Como no me resigno a que la última cena de Xita Rubert se mantenga en la más total inconcreción, le pregunto si hay alguna etiqueta, si suena música, y ella me dice que no sabe cuál sería la música, pero sin duda se imagina a todos bailando, en pijama, además. Le encanta bailar. Le pregunto con qué canción se baila. No sabe. “Creo que mi abuelo cantaría”, dice. Es ahí cuando se le apaga la sonrisa, sus ojos se hacen aún más grandes, su mirada se pierde y las lágrimas comienzan a brotar de una manera civilizada. No me las esconde. Le doy su tiempo, es una escena de lo más inexplicable: una mujer joven llora mientras piensa en su familia bailando en pijama, y un desconocido, empapado de lluvia y envuelto en una manta con olor a perro, la observa en silencio sin saber muy bien qué decir para detener ese caudal.
Xita se disculpa al cabo de un rato y me cuenta una anécdota que quizás esclarezca su manera de estar en el mundo: me habla de una noche que un chico le llevó a una coctelería de moda. El barman le preguntó qué deseaba y ella no sabía el nombre de ningún cóctel.
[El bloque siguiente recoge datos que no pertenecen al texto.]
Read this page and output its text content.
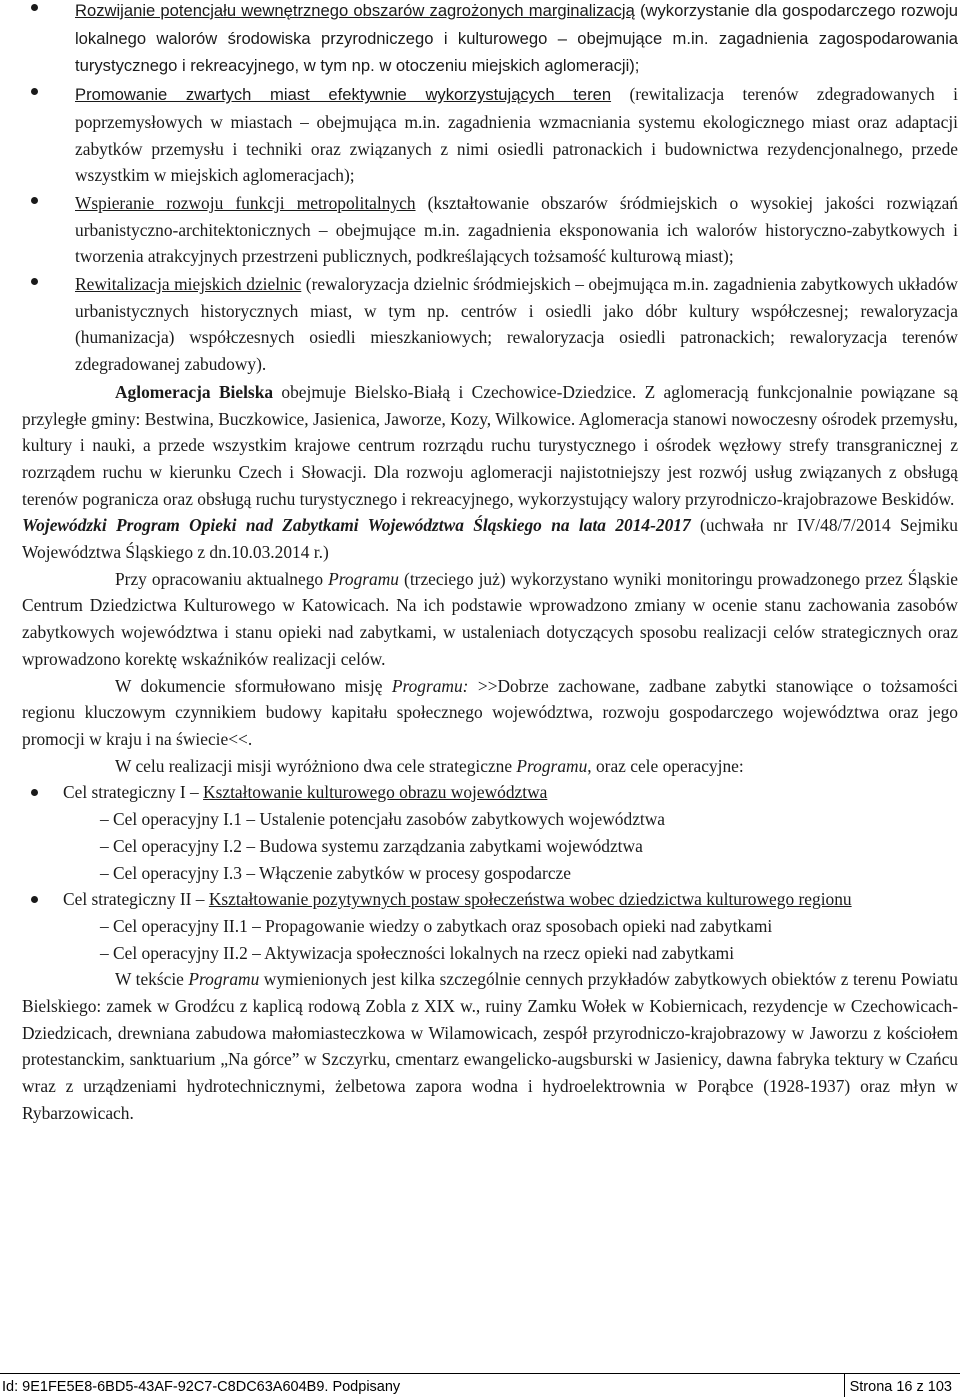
Rozwijanie potencjału wewnętrznego obszarów zagrożonych marginalizacją (wykorzystanie dla gospodarczego rozwoju lokalnego walorów środowiska przyrodniczego i kulturowego – obejmujące m.in. zagadnienia zagospodarowania turystycznego i rekreacyjnego, w tym np. w otoczeniu miejskich aglomeracji);

Promowanie zwartych miast efektywnie wykorzystujących teren (rewitalizacja terenów zdegradowanych i poprzemysłowych w miastach – obejmująca m.in. zagadnienia wzmacniania systemu ekologicznego miast oraz adaptacji zabytków przemysłu i techniki oraz związanych z nimi osiedli patronackich i budownictwa rezydencjonalnego, przede wszystkim w miejskich aglomeracjach);

Wspieranie rozwoju funkcji metropolitalnych (kształtowanie obszarów śródmiejskich o wysokiej jakości rozwiązań urbanistyczno-architektonicznych – obejmujące m.in. zagadnienia eksponowania ich walorów historyczno-zabytkowych i tworzenia atrakcyjnych przestrzeni publicznych, podkreślających tożsamość kulturową miast);

Rewitalizacja miejskich dzielnic (rewaloryzacja dzielnic śródmiejskich – obejmująca m.in. zagadnienia zabytkowych układów urbanistycznych historycznych miast, w tym np. centrów i osiedli jako dóbr kultury współczesnej; rewaloryzacja (humanizacja) współczesnych osiedli mieszkaniowych; rewaloryzacja osiedli patronackich; rewaloryzacja terenów zdegradowanej zabudowy).

Aglomeracja Bielska obejmuje Bielsko-Białą i Czechowice-Dziedzice. Z aglomeracją funkcjonalnie powiązane są przyległe gminy: Bestwina, Buczkowice, Jasienica, Jaworze, Kozy, Wilkowice. Aglomeracja stanowi nowoczesny ośrodek przemysłu, kultury i nauki, a przede wszystkim krajowe centrum rozrządu ruchu turystycznego i ośrodek węzłowy strefy transgranicznej z rozrządem ruchu w kierunku Czech i Słowacji. Dla rozwoju aglomeracji najistotniejszy jest rozwój usług związanych z obsługą terenów pogranicza oraz obsługą ruchu turystycznego i rekreacyjnego, wykorzystujący walory przyrodniczo-krajobrazowe Beskidów.

Wojewódzki Program Opieki nad Zabytkami Województwa Śląskiego na lata 2014-2017 (uchwała nr IV/48/7/2014 Sejmiku Województwa Śląskiego z dn.10.03.2014 r.)

Przy opracowaniu aktualnego Programu (trzeciego już) wykorzystano wyniki monitoringu prowadzonego przez Śląskie Centrum Dziedzictwa Kulturowego w Katowicach. Na ich podstawie wprowadzono zmiany w ocenie stanu zachowania zasobów zabytkowych województwa i stanu opieki nad zabytkami, w ustaleniach dotyczących sposobu realizacji celów strategicznych oraz wprowadzono korektę wskaźników realizacji celów.

W dokumencie sformułowano misję Programu: >>Dobrze zachowane, zadbane zabytki stanowiące o tożsamości regionu kluczowym czynnikiem budowy kapitału społecznego województwa, rozwoju gospodarczego województwa oraz jego promocji w kraju i na świecie<<.

W celu realizacji misji wyróżniono dwa cele strategiczne Programu, oraz cele operacyjne:

Cel strategiczny I – Kształtowanie kulturowego obrazu województwa

– Cel operacyjny I.1 – Ustalenie potencjału zasobów zabytkowych województwa

– Cel operacyjny I.2 – Budowa systemu zarządzania zabytkami województwa

– Cel operacyjny I.3 – Włączenie zabytków w procesy gospodarcze

Cel strategiczny II – Kształtowanie pozytywnych postaw społeczeństwa wobec dziedzictwa kulturowego regionu

– Cel operacyjny II.1 – Propagowanie wiedzy o zabytkach oraz sposobach opieki nad zabytkami

– Cel operacyjny II.2 – Aktywizacja społeczności lokalnych na rzecz opieki nad zabytkami

W tekście Programu wymienionych jest kilka szczególnie cennych przykładów zabytkowych obiektów z terenu Powiatu Bielskiego: zamek w Grodźcu z kaplicą rodową Zobla z XIX w., ruiny Zamku Wołek w Kobiernicach, rezydencje w Czechowicach-Dziedzicach, drewniana zabudowa małomiasteczkowa w Wilamowicach, zespół przyrodniczo-krajobrazowy w Jaworzu z kościołem protestanckim, sanktuarium „Na górce” w Szczyrku, cmentarz ewangelicko-augsburski w Jasienicy, dawna fabryka tektury w Czańcu wraz z urządzeniami hydrotechnicznymi, żelbetowa zapora wodna i hydroelektrownia w Porąbce (1928-1937) oraz młyn w Rybarzowicach.

Id: 9E1FE5E8-6BD5-43AF-92C7-C8DC63A604B9. Podpisany	Strona 16 z 103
Le vino a la cabeza un Aperol Spritz, y el chico le dijo: “Pero eso es muy de tarde”. Entonces ella, sin saber por dónde salir, dijo, por decir: “Algo con whisky”, y el camarero le preguntó cómo lo quería, trago largo, corto, copa ancha… Ella se desesperó al ver que no había manera de acertar y se acordó entonces del caneco de su abuelo. Explica que el caneco es un tipo de taza que lleva un pescador y que sirve para todo, un café, un vino, un licor. Al pensar en el caneco, deseó con todas sus fuerzas salir de aquel lugar, de aquella prueba de sofisticación, y tener ante ella ese vaso de su abuelo que sirve para cualquier líquido y cualquier ocasión.